The death of Jean-Louis Cohen has been a shock and a deep sadness. I had not seen him in person since the beginning of the pandemic, but it was one of the delights of adulthood that someone so smart, so connected, and, as a 25-year-old master’s student, so intimidating, could eventually morph from a teacher into a mentor into a friend.

I and several of my classmates in my IFA cohort are small women; when we first started at the Institute, I imagined us as ducklings following behind Jean-Louis. The dramatic West Coast version of this dynamic was captured in a Los Angeles Times article about a field trip he took us on to Los Angeles, perhaps his third beloved city after Paris and Casablanca. On that trip, our buttoned up, urbane advisor revealed himself to have a California persona—open collar, sportscar—and the rest of us, packed into minivans, could only rush across multiple lanes of traffic to catch up as we zig-zagged up and down the coast from Eames to Wright to Schindler to Gehry. I had never been to L.A. before and I still remember standing in the mirrored bathroom of John Lautner’s Sheats-Goldstein house (the original Cocaine Décor) and thinking, Where am I? Where has this been my whole life? I hadn’t even known this kind of architecture existed, and it took a middle-aged Frenchman to show it to me. Jean-Louis didn’t want us to follow—he wanted us to catch up and, thanks to his tutelage, we eventually did.

When I began the MA program at the IFA, I had already been working as a journalist for four years. My plan was to get a PhD and then use that knowledge to support my work as an architecture critic. I didn’t realize then how unusual it was within academia, and especially during that era of the Institute, to encourage public scholarship. But Jean-Louis enthusiastically supported the notion of writing for mainstream media, and demonstrated, through his own writing, curation, friendships, and choice of topics, that engaging with the broadest possible public could be the core of the intellectual project.

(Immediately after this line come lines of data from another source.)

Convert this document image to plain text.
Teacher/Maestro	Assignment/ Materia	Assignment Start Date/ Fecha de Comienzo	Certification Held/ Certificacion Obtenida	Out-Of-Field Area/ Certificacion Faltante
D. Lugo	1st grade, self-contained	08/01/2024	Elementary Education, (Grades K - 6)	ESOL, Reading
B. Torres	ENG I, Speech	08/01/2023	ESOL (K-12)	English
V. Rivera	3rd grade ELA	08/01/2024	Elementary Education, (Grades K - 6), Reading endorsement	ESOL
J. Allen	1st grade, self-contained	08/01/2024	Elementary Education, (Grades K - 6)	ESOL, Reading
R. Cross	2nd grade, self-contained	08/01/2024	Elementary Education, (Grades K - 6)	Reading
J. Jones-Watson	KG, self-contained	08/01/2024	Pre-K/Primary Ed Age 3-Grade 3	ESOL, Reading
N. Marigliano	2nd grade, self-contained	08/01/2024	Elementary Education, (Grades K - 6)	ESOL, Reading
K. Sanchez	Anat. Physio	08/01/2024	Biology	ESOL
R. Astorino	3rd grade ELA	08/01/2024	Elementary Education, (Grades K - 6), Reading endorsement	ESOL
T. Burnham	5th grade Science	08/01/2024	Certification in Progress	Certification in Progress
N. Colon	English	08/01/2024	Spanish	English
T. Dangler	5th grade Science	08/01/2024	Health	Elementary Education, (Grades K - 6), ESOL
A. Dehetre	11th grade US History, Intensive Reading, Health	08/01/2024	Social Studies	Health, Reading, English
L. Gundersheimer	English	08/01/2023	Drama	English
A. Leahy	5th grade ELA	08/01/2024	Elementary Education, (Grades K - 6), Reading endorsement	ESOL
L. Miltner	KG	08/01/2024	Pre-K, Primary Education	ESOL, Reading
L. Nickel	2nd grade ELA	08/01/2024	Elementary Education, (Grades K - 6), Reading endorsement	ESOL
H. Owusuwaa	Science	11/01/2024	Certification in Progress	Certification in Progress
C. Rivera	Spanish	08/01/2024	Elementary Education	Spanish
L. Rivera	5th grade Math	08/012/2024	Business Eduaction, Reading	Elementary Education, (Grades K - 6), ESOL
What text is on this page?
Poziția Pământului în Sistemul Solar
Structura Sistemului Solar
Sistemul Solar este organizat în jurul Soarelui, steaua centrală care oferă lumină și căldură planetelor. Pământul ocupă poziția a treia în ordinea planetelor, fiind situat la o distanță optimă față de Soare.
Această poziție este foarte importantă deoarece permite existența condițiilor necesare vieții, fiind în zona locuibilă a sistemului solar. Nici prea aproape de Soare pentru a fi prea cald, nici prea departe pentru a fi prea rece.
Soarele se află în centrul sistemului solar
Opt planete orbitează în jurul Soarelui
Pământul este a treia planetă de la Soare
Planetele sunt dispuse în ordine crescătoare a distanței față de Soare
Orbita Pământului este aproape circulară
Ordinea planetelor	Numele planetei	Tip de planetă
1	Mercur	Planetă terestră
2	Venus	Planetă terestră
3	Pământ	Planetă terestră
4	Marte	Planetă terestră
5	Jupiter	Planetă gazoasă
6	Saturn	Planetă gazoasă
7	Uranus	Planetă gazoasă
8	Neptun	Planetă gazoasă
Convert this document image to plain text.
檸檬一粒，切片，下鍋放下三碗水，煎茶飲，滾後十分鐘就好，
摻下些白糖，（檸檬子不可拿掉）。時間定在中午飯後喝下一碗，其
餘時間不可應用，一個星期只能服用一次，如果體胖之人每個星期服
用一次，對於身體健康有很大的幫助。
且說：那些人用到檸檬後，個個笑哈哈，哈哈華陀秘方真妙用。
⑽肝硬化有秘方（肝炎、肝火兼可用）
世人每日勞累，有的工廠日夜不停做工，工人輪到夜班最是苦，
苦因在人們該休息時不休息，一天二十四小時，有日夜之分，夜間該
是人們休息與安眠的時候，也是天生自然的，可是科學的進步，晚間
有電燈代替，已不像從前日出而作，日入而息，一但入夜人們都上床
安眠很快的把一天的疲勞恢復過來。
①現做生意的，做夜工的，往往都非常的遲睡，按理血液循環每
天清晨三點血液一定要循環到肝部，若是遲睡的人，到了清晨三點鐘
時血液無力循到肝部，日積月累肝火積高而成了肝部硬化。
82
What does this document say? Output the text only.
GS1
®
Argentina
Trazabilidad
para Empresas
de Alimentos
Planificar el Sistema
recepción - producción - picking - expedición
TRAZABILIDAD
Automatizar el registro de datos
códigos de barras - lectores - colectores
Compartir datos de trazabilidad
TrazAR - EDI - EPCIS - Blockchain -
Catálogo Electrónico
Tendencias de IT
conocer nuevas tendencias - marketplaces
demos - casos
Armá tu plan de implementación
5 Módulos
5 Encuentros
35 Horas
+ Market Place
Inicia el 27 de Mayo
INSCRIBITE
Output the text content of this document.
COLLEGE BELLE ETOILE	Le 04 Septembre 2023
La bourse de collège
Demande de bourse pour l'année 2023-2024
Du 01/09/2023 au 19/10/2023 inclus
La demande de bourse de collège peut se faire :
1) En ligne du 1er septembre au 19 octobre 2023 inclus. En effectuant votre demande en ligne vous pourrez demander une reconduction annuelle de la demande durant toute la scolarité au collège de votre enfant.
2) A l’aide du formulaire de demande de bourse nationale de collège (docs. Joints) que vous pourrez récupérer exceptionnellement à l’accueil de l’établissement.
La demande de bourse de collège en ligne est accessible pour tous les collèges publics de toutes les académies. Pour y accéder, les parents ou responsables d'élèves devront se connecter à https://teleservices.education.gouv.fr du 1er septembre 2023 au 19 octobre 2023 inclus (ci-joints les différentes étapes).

His own work often took a topic that had been covered a million times—postwar architecture, Le Corbusier, Frank Gehry—and demonstrated that there were plenty of new things to say if you (he) looked at it from a different angle. Even though he spoke more languages, knew more cities, and had already published more work than most of his advisees ever would, he took our interests and ideas seriously, asking questions, asking us to be more provocative, and never herding us back toward some imagined safe architecture history. A radical proposal didn’t necessarily mean going to the ends of the earth but deep into the archives, interrogating the dominant perspective, politics, or value systems. My dissertation, which he enthusiastically supported, was on the surface about postwar corporate architecture, the most heroic and bureaucratic of topics, but ended up launching my ongoing research interest in collaboration and personal networks. Classmates wrote about sculpture, vernacular architecture, technology; there was never one dominant period, geography, style, or discipline for the dissertations his students wrote. He didn’t care about that kind of limit, or reputation management, or reflection, and he empowered all of us to ignore those terms as well.